Domestikation: Hunde sind Europäer
Archäologen und Haustierexperten sind uneins über die Herkunft unseres Haus- und Hofhundes: Zähmten Menschen die wolfähnlichen Vorfahren einst im Nahen und Mittleren Osten oder zuerst in Asien oder Europa? Und wann geschah dies? Ein Team von Genanalyse-Experten glaubt nun eine recht verlässliche Antwort zu haben: Die heute lebenden Hunde sind enger mit den Ahnen aus der europäischen Steinzeit verwandt als mit den heutigen Wölfen. Der Ursprung der Haushunde muss daher auf dem Alten Kontinent liegen, meinen Robert Wayne von der University of California in Los Angeles und Kollegen.
Die Frage nach dem Hunde-Ursprung ist kniffelig. Denn anders als die Vorfahren von Schaf, Ziege und anderen Haustieren lebten die wölfischen Vorläufer der Hunde früher nicht in einem regional begrenzten Gebiet, sondern fast überall auf der Welt.

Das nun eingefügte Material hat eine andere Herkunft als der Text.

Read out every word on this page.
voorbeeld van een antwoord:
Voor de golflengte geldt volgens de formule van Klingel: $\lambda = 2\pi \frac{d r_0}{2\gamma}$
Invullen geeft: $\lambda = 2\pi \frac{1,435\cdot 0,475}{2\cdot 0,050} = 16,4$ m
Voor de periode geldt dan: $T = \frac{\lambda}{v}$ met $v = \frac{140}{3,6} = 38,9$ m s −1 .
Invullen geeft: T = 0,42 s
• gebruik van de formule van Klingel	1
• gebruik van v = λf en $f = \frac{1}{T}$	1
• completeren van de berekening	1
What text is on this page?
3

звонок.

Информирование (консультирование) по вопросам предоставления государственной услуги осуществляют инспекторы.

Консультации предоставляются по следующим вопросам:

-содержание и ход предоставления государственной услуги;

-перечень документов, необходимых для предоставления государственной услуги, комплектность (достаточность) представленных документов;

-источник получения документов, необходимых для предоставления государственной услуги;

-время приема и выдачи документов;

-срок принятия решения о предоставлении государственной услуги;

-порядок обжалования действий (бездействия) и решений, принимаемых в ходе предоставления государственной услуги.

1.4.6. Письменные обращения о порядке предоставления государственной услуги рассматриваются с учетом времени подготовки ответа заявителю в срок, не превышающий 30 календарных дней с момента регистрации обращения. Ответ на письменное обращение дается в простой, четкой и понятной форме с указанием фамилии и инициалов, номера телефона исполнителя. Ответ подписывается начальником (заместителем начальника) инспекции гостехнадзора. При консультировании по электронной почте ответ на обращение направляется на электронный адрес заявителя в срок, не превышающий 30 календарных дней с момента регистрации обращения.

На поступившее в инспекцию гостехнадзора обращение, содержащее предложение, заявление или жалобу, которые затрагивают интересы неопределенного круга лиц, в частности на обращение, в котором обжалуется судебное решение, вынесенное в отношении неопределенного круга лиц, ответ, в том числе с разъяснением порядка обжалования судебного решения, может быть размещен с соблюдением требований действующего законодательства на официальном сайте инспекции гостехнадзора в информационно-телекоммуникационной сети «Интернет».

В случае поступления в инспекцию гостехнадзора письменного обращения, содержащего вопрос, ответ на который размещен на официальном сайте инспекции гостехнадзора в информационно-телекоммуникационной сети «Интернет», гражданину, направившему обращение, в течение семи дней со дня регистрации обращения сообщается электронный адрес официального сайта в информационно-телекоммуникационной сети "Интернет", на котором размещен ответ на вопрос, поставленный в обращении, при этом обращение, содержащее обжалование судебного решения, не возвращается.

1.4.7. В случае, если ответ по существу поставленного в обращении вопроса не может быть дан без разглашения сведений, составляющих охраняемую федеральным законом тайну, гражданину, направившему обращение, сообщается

Erste genetische Indizien hatten zunächst darauf hingedeutet, dass Hunde vor Jahrtausenden zuerst im Fernen Osten domestiziert wurden. So ist etwa die genetische Variabilität der heute lebenden Tiere in Südostasien am größten – ganz so wie die des Menschen in Afrika, was bekanntermaßen die "Out-of-Africa"-Herkunft unserer Vorfahren belegt. Verschiedene Mechanismen können aber beim Zuchttier Hund die Entwicklungslinien überprägen – Inzucht etwa oder eine unterschiedliche Vermischung von Rassen in unterschiedlich gut an die globalen Handlungswege angeschlossenen Regionen. Die Hypothese der chinesischen Hundeherkunft war daher umstritten. Zudem ist das derzeit älteste bekannte Hundefossil in China längst nicht so alt wie Funde in Europa. Und schließlich hatte sich vor ein paar Jahren bei weiteren Sequenzanalysen herausgestellt, dass die Hunde-DNA am ehesten der DNA von heute im Mittleren Osten lebenden Wölfen ähnelt. Demnach müsste der erste Haushund eher an der Levante oder im Zweistromland gezüchtet worden sein.
Waynes Team, zu dem auch die Paläogenetiker des Leipziger Max-Planck-Instituts um Svante Pääbo zählen, hat nun die mtDNA von 18 prähistorischen Wolfs- und Hundefossilien aus Eurasien und Amerika isoliert und die Sequenzen mit den Genen der verschiedenen heute lebenden Hunde verglichen. Anhand der Gemeinsamkeiten und Unterschiede der Sequenzen erstellten die Forscher dann einen genaueren Stammbaum der rezenten Hunderassen und ihrer Vorfahren. Alle heute lebenden Hunde gehören zu einer von nur vier genetisch sehr ähnlichen Gruppen, wie die Sequenzdaten enthüllen – und die nächsten prähistorischen Wolfsverwandten aller vier Gruppen waren sämtlich aus Europa. Dazu kommt, dass alle heutigen Hunde – vom Kongo-Terrier über den australischen Dingo bis zum Chihuahua – mit den ausgestorbenen Grauwölfen Europas näher verwandt sind als mit heutigen Wölfen.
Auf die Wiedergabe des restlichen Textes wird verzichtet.